Zurück zur Eigenständigkeit: Motivation und kleine Schritte nach einem Schlaganfall

Nach einem Schlaganfall fühlt sich der Weg zurück zur Eigenständigkeit oft überwältigend an. Du bist nicht allein – viele Schlaganfallüberlebende kennen diese Herausforderung nur zu gut. In diesem Beitrag zeige ich dir, wie ich mit kleinen Schritten und neuer Motivation Stück für Stück meine Selbstständigkeit zurückgewonnen habe.
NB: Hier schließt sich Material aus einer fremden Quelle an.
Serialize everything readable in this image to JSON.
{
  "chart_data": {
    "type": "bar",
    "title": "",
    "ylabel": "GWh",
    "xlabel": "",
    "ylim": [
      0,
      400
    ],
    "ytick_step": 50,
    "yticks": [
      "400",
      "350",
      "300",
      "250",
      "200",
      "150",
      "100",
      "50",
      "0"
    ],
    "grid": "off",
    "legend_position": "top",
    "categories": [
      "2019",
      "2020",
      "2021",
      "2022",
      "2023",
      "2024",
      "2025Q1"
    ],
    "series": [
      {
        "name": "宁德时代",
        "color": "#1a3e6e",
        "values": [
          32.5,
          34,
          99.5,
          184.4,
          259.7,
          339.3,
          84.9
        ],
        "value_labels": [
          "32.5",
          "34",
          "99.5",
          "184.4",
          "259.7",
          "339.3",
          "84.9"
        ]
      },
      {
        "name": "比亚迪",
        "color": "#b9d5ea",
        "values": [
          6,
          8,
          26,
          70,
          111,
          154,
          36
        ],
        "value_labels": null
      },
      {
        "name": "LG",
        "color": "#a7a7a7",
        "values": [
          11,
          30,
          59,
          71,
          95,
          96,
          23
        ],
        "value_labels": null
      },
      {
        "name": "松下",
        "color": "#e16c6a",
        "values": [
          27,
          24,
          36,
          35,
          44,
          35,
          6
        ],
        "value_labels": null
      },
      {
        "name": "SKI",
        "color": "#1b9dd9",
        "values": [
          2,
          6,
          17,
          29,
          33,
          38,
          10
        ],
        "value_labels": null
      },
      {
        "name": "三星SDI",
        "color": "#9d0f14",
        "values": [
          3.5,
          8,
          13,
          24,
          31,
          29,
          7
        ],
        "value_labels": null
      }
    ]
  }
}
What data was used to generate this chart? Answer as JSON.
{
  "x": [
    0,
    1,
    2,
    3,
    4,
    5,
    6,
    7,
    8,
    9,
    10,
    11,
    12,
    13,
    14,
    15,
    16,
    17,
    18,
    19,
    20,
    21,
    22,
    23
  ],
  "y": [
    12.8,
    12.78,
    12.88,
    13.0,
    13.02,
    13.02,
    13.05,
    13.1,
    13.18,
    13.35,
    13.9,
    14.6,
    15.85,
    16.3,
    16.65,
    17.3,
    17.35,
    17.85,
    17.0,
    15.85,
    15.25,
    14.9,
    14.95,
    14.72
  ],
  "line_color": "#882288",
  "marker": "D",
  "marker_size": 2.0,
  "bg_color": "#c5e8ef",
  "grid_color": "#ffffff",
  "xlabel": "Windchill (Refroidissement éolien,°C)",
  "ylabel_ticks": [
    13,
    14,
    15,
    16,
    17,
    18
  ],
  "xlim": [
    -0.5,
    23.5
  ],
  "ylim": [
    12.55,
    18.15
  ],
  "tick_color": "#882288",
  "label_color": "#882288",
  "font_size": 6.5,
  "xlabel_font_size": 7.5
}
Lass uns gemeinsam herausfinden, wie Hoffnung und praktische Unterstützung deinen Alltag verändern können. Schau dir auch diese Tipps zur Motivation an, um deine Motivation zu stärken. 😊 Nina, die ich hier verlinkt habe richtet ihr Angebot eigentlich an Geschäftsgründer, aber ich finde Ihre Ansätze so gut und übertragbar, dass ich sie hier trotzdem aufgenommen habe.

Motivation und Hoffnung finden

Der Weg zur Eigenständigkeit nach einem Schlaganfall kann schwierig sein. Aber mit der richtigen Motivation und Hoffnung kannst du Hindernisse überwinden. Lass dich von anderen inspirieren.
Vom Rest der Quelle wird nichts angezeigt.